Reisen in Nihilon: Scharbeutz

Alles Unglück in der Welt kommt daher,
daß man nicht versteht,
ruhig in einem Zimmer zu sein.

(Blaise Pascal)




Das neue Projekt heißt Nachsaison. Der mittlerweile auch etwas in Vergessenheit geratene Zeichner Loustal hat darüber einen seiner melancholischen Erzählbände veröffentlicht (Arrière Saison): Die Zeit nach den großen Versprechen des Sommers, der flirrenden Hitze, sonnenblitzenden Blicken und gesundbraunen, wenig scheuen Körpern, die in einer kraftvoll gebogenen Kurve von den Piers und Brücken ins grünblaue Wasser schnellen.



Der Strand liegt nun ruhiger, unberührter. Stiller harren die Seebrücken, empfindlich kühl ist das Wasser geworden, niemand wagt heute den Todessprung. Der kalte Sand fühlt sich gut an unter meinen nackten Füßen, ich gehe durch die Brandung, grabe mit den Zehen fein zermahlene Muscheln um und warte auf den Sonnenstrahl, den der Wetterbericht für heute ankündigte.

Als ich mich für ein improvisiertes Picknick auf meine Kapuzenjacke setze, Himmel, Sand und Wellenschläge im Blick, durchsucht als erstes der Wind meine Taschen. Doch die Natur zeigt sich von ihrer verbindlichen Seite: Eine griesgrämige Seemöwe freundet sich bald mit mir an, während wir gemeinsam auf unsere Zukunft warten. Lange Zeit spülen die kläglichen Wellen der Ostsee nicht einmal tote Fische an Land. Mein großer Zeh bohrt sich tiefer in den Sand. "Life is very long, when you're lonely", singen die Smiths. Mein Freund, die Möwe, verzieht den Schnabel zu einem spöttischen "Hiiiiaaarrr". Auch diesen Augenblick gilt es zu genießen, erkläre ich mit wichtiger Miene, doch abgelenkt fixiert der trübsinnige Vogel just in diesem Moment starr einen fernen Punkt am Horizont.



Weiter unten am Strand ist das Häuschen der DLRG verwaist.

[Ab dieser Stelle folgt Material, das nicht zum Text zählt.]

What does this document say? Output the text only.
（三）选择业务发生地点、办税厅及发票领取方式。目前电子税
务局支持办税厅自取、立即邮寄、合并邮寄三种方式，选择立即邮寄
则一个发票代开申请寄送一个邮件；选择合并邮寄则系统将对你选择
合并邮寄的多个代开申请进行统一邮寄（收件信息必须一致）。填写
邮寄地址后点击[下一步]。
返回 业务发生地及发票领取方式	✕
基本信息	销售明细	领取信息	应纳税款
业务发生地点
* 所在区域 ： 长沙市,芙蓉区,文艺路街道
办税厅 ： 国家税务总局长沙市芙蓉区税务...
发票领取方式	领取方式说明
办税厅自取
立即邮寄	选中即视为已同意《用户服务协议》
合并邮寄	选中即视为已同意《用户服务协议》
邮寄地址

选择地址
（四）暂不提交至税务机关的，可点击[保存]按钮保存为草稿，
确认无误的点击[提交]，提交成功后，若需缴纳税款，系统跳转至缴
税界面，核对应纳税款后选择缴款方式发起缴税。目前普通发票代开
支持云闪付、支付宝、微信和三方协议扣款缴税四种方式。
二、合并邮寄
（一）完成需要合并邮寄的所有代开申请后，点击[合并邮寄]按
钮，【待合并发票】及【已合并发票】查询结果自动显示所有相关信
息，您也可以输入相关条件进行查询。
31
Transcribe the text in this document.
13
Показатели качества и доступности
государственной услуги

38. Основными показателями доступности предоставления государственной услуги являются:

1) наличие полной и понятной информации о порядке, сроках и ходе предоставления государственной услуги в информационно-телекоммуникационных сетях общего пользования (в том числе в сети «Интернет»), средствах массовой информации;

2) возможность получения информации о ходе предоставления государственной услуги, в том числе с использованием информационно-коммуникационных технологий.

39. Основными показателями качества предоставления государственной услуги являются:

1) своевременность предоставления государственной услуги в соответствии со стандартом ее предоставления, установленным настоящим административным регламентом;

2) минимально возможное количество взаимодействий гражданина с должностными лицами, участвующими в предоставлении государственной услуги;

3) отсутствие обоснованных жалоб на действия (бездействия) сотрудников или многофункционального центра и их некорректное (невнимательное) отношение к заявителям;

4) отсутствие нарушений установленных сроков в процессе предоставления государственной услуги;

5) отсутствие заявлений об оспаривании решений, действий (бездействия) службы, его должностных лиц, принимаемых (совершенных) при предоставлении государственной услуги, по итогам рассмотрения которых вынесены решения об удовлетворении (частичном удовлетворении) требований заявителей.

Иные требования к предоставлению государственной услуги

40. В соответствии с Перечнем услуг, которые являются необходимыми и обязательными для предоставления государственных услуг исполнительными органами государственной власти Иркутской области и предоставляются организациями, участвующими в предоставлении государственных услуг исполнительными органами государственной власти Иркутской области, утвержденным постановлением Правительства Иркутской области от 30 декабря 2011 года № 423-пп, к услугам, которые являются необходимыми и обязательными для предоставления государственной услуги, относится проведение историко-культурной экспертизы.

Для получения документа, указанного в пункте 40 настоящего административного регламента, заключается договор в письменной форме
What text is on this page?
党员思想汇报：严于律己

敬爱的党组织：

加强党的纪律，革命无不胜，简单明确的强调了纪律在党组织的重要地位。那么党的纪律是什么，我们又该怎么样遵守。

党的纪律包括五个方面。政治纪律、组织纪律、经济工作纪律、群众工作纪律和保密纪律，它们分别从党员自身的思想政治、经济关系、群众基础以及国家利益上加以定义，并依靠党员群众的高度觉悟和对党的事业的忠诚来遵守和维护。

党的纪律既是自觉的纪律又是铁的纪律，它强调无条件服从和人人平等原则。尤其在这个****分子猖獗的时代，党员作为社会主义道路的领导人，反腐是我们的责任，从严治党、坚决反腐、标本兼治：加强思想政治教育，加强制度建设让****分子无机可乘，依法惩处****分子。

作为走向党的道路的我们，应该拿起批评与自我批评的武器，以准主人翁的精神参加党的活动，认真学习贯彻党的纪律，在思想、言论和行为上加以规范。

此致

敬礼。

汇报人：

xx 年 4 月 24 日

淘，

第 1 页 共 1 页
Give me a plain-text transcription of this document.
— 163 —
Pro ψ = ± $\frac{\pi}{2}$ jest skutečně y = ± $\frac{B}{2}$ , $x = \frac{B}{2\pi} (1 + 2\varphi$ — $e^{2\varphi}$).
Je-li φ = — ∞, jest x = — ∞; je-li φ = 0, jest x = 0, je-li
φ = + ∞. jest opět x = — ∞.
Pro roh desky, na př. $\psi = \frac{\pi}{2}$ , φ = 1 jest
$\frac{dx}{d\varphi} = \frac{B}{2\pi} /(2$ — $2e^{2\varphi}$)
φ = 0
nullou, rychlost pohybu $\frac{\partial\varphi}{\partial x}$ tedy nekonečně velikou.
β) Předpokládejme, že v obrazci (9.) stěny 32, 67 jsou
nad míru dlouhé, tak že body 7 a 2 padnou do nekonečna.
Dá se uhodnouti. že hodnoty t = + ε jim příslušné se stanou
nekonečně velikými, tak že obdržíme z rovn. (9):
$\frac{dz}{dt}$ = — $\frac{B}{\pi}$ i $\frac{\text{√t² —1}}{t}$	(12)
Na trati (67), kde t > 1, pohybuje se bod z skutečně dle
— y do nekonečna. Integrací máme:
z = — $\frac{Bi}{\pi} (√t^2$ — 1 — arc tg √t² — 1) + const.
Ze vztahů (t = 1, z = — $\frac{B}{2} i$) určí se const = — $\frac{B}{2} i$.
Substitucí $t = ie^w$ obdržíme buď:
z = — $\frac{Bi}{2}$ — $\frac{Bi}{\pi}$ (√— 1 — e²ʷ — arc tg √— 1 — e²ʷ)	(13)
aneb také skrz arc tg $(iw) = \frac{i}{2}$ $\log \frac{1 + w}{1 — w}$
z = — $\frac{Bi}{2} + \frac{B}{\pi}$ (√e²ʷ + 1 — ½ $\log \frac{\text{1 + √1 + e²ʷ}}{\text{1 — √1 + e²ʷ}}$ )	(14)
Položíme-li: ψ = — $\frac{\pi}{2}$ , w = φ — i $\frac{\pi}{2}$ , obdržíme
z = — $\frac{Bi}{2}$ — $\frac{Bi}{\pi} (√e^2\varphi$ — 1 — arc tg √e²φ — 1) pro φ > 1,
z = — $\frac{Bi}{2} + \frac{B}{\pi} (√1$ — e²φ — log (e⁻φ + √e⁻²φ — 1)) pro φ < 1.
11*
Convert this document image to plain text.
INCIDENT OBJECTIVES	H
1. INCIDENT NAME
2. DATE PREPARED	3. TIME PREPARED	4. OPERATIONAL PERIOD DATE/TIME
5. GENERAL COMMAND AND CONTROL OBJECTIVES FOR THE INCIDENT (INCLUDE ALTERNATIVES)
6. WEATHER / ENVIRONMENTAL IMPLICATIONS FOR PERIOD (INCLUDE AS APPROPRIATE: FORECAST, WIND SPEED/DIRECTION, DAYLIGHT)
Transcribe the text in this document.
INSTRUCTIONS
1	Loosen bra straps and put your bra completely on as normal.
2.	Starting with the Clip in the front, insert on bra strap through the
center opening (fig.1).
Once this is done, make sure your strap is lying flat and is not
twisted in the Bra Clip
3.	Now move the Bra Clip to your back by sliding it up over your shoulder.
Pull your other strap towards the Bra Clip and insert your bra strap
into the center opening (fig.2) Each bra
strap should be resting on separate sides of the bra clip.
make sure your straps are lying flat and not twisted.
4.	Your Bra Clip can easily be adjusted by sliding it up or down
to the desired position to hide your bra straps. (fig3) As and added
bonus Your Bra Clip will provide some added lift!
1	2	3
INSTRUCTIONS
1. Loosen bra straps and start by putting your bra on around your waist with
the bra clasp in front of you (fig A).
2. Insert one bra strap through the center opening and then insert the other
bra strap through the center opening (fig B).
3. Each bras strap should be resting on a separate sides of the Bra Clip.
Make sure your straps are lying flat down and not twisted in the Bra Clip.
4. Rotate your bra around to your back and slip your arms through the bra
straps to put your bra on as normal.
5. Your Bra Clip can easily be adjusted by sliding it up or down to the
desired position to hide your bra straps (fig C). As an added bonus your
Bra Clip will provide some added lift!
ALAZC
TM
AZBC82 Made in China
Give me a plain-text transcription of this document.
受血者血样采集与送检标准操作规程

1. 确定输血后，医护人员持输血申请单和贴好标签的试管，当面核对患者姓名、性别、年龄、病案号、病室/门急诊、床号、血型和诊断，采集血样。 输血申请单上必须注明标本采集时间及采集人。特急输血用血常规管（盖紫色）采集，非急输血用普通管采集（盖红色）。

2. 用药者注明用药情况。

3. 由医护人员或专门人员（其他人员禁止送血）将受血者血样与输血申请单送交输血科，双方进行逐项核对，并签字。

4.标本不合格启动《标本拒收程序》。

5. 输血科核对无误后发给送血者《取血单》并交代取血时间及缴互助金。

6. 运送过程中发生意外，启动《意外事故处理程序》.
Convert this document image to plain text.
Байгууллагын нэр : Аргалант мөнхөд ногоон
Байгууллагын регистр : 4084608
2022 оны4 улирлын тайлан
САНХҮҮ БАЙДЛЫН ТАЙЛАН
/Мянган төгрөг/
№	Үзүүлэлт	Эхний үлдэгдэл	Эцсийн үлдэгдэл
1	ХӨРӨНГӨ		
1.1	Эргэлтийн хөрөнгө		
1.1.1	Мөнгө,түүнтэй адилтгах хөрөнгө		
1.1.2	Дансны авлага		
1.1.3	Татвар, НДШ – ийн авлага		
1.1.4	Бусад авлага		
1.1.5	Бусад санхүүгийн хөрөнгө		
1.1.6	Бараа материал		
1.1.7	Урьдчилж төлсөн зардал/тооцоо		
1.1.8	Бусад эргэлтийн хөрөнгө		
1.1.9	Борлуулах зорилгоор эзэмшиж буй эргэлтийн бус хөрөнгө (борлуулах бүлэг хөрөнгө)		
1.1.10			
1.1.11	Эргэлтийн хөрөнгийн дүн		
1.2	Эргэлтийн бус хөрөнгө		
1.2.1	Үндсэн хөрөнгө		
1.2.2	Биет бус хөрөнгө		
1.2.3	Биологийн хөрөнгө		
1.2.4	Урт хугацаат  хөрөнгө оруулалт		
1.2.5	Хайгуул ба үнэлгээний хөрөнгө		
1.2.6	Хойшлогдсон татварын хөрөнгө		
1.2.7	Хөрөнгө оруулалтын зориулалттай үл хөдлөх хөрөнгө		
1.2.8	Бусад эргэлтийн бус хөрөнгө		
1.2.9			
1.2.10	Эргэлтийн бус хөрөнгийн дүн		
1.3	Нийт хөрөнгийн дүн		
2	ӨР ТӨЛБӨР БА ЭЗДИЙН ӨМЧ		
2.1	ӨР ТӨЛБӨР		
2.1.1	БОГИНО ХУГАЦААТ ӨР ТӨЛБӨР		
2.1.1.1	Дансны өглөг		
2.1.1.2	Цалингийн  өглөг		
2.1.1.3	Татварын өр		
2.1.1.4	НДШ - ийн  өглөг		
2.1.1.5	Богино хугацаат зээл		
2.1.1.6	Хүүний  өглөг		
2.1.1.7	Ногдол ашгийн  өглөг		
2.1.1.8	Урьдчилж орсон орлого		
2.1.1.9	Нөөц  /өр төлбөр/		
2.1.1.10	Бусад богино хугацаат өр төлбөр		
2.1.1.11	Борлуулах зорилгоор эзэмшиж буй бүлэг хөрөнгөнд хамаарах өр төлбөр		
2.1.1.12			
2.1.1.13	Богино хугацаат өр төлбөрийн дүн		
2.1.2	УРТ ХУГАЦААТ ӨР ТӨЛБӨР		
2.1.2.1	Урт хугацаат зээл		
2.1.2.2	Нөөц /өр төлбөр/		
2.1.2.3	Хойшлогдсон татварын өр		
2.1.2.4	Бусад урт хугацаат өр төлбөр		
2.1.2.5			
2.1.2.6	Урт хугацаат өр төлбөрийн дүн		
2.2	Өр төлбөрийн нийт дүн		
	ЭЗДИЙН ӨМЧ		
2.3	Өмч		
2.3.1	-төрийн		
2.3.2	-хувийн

Nur ein paar Rentner wandern am Ufer auf und ab, Leben gilt es heute wohl nicht zu retten. "We could go for a walk where it's quiet and dry and talk about precious things...", versuche ich meinem geflügelten Freund in internationaler Seemannssprache zu kommen. Die Möwe gähnt und dreht sich etwas weiter in den Wind. Dieser Strand, rufe ich laut, läßt in seiner frisch und viel zu akkurat gerechten Stille nicht einmal Stimmung für Pathos aufkommen! Der Vogel beäugt mißtrauisch meine rudernden Arme, rührt sich aber nicht von der Stelle. Und, Herr Möw', was haben wir dazu zu sagen? Hiiiarrr? Nevermore? Raus damit! rufe ich, schon lauter, eine Antwort von der unbestechlichen Natur erwartend, aber die Ostsee, obwohl anerkanntes Seemannsgrab, plätschert einfach weiter unbeirrt und bedächtig vor sich hin.



"Die will nur ihr Brot", stellt einer der Rentner nüchtern fest, der sich in seinen Gesundheitsschuhen lautlos an mich herangeschlichen hat. So ist das, denke ich, und betrachte mißtrauisch meine Käsestulle. Hiiiiaarrr krächzt der Vogel nun erregter und schlägt kurz erwartungsvoll mit den Flügeln. Brotzeit ist vorbei, schreie ich das Tier an, enttäuscht und resignierend. Das Leben hat Nachsaison. Iß doch Kuchen!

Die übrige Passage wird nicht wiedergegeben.